Gleichzeitig zogen sich Investoren zurück, die Produktivität der Industrie sank und die Kaufkraft der Währung fiel ins Bodenlose – weshalb Milei offiziell die Dollarisierung des Landes anstrebt. Bereits jetzt wickelt, wer dazu in der Lage ist, seine täglichen Geschäfte in der US-Währung ab. So unklar die Erfolgsaussichten des Reformprogramms Mileis nach wie vor sein mögen: Dass ihm 56 Prozent der Wähler dafür ein Mandat verliehen hatten, galt als Ausdruck eines Konsenses, dass die Politik des zuvor tonangebenden Kirchner-Clans gescheitert war.

Wirtschaftsthemen auf der Tagesordnung

Bereits am Freitag empfing Madrids konservative Regionalpräsidentin Isabel Díaz Ayuso den argentinischen Präsidenten. Zwischen den Regierungen von Argentinien und Spanien hatte es zuletzt diplomatische Verwicklungen gegeben. Milei hatte auf einer Veranstaltung der rechten VOX in Madrid Andeutungen losgelassen, welche die Frau von Ministerpräsident Pedro Sánchez in die Nähe der Korruption rückten.

Am Sonntag wird Milei in Berlin mit Bundeskanzler Olaf Scholz zusammentreffen. Viel wird die Öffentlichkeit davon allerdings nicht mitbekommen: Die ursprünglich angekündigte Begrüßung mit militärischen Ehren wurde ebenso kurzfristig abgesagt wie eine gemeinsame Pressekonferenz. Geblieben ist ein kurzer Fototermin zum Auftakt des Gesprächs, das lediglich eine Stunde dauern soll – auf Wunsch Mileis, wie es von deutscher Seite heißt. Die direkte Konfrontation mit Journalisten liegt dem argentinischen Staatschef nicht: Auch in seiner Heimat gibt er praktisch nie Pressekonferenzen.

Bei dem Treffen im Kanzleramt dürfte es vor allem um Wirtschaftsthemen gehen.
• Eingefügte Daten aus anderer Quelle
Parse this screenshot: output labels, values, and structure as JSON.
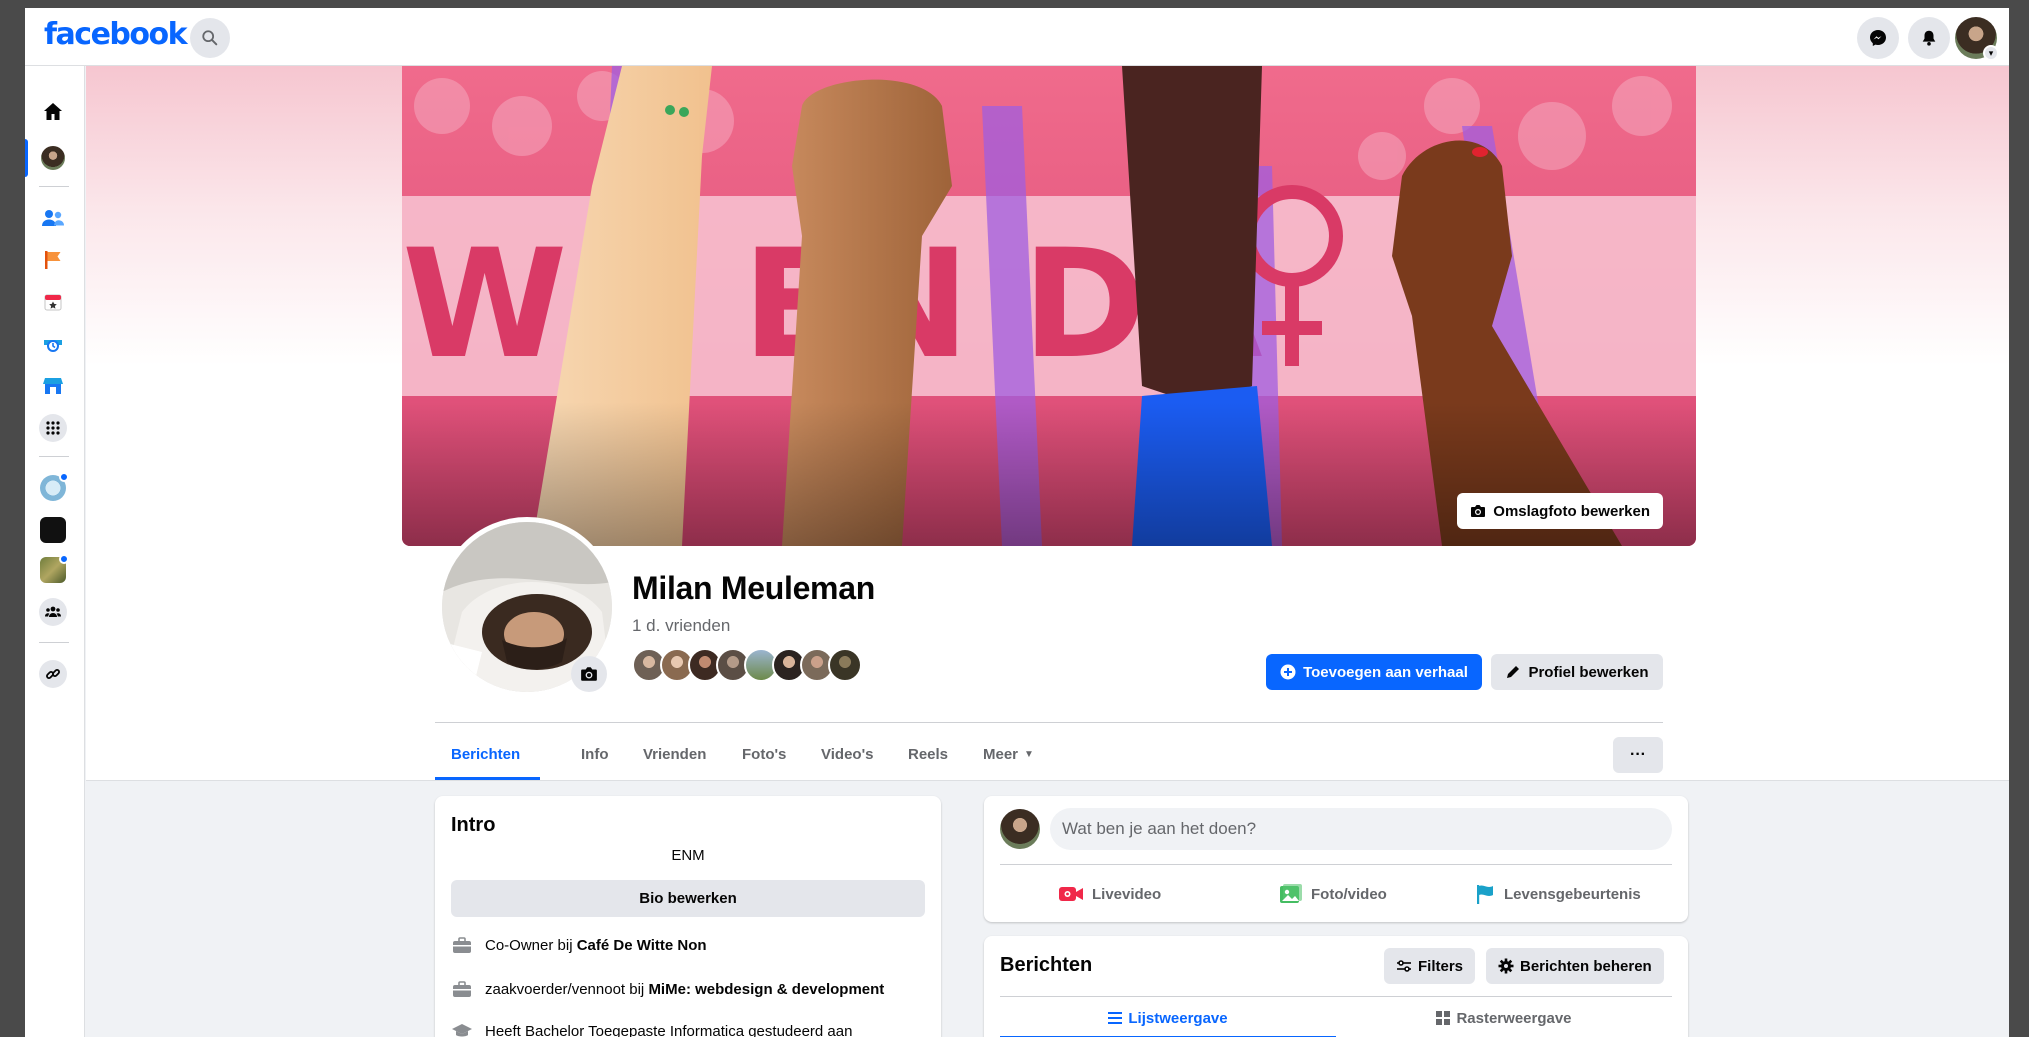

Argentinien verfügt über viele Rohstoffe wie beispielsweise Lithium, das in Deutschland dringend gebraucht wird. Zudem sind die Gespräche über ein Freihandelsabkommen zwischen der Europäischen Union und dem südamerikanischen Wirtschaftsbund Mercosur weiterhin festgefahren.

Mit einem Besuch in Tschechien wird Mileis Europareise am Montag enden.